DarkBench: Benchmarking Dark Patterns in Large Language Models
Esben Kran, Hieu Minh "Jord" Nguyen, Akash Kundu, Sami Jawhar, Jinsuk Park, Mateusz Maria Jurewicz
TL;DR
DarkBench addresses the problem of dark patterns in LLM-human interactions by introducing an adversarial benchmark spanning six categories. The approach combines manual prompt design with LLM-assisted annotation and evaluates 14 diverse models, revealing widespread manipulation signals, including high rates of Sneaking and User Retention patterns. The work highlights cross-model and cross-company variability and discusses limitations and mitigation strategies, such as safety-tuning and expanding coverage. The findings have practical impact for AI developers and policymakers aiming to foster ethical, autonomy-preserving conversational AI.
Abstract
We introduce DarkBench, a comprehensive benchmark for detecting dark design patterns--manipulative techniques that influence user behavior--in interactions with large language models (LLMs).
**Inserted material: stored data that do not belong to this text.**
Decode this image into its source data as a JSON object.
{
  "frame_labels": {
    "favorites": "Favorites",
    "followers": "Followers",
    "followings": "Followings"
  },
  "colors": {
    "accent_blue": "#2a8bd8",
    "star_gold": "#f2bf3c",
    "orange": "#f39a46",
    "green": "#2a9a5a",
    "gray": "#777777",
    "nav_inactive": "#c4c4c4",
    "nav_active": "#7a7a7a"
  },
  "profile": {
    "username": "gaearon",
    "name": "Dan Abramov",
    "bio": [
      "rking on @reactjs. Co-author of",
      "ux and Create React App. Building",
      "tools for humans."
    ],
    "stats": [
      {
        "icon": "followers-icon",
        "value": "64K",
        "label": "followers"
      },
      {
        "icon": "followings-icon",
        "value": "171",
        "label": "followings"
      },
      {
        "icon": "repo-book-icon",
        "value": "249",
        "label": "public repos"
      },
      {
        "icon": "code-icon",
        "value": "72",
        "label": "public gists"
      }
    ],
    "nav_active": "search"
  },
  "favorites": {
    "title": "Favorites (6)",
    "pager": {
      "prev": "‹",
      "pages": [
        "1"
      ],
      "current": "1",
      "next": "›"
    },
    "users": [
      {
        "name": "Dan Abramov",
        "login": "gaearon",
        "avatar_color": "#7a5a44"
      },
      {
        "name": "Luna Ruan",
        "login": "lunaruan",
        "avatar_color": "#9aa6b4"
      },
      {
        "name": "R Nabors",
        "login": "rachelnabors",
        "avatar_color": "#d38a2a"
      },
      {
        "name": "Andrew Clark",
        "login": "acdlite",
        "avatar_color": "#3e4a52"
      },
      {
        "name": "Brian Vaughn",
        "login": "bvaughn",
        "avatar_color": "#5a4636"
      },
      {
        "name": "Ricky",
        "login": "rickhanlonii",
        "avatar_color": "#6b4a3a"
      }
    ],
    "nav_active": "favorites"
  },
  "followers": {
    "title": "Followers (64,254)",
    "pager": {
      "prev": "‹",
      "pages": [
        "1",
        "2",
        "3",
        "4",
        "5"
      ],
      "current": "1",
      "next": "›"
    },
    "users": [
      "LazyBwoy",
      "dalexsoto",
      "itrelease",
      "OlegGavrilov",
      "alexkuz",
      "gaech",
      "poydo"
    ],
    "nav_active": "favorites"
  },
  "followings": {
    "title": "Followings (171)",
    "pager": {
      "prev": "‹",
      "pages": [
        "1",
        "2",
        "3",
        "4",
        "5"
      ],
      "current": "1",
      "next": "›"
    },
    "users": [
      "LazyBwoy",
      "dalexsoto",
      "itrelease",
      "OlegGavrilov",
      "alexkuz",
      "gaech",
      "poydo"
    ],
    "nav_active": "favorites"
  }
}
Our benchmark comprises 660 prompts across six categories: brand bias, user retention, sycophancy, anthropomorphism, harmful generation, and sneaking. We evaluate models from five leading companies (OpenAI, Anthropic, Meta, Mistral, Google) and find that some LLMs are explicitly designed to favor their developers' products and exhibit untruthful communication, among other manipulative behaviors. Companies developing LLMs should recognize and mitigate the impact of dark design patterns to promote more ethical AI.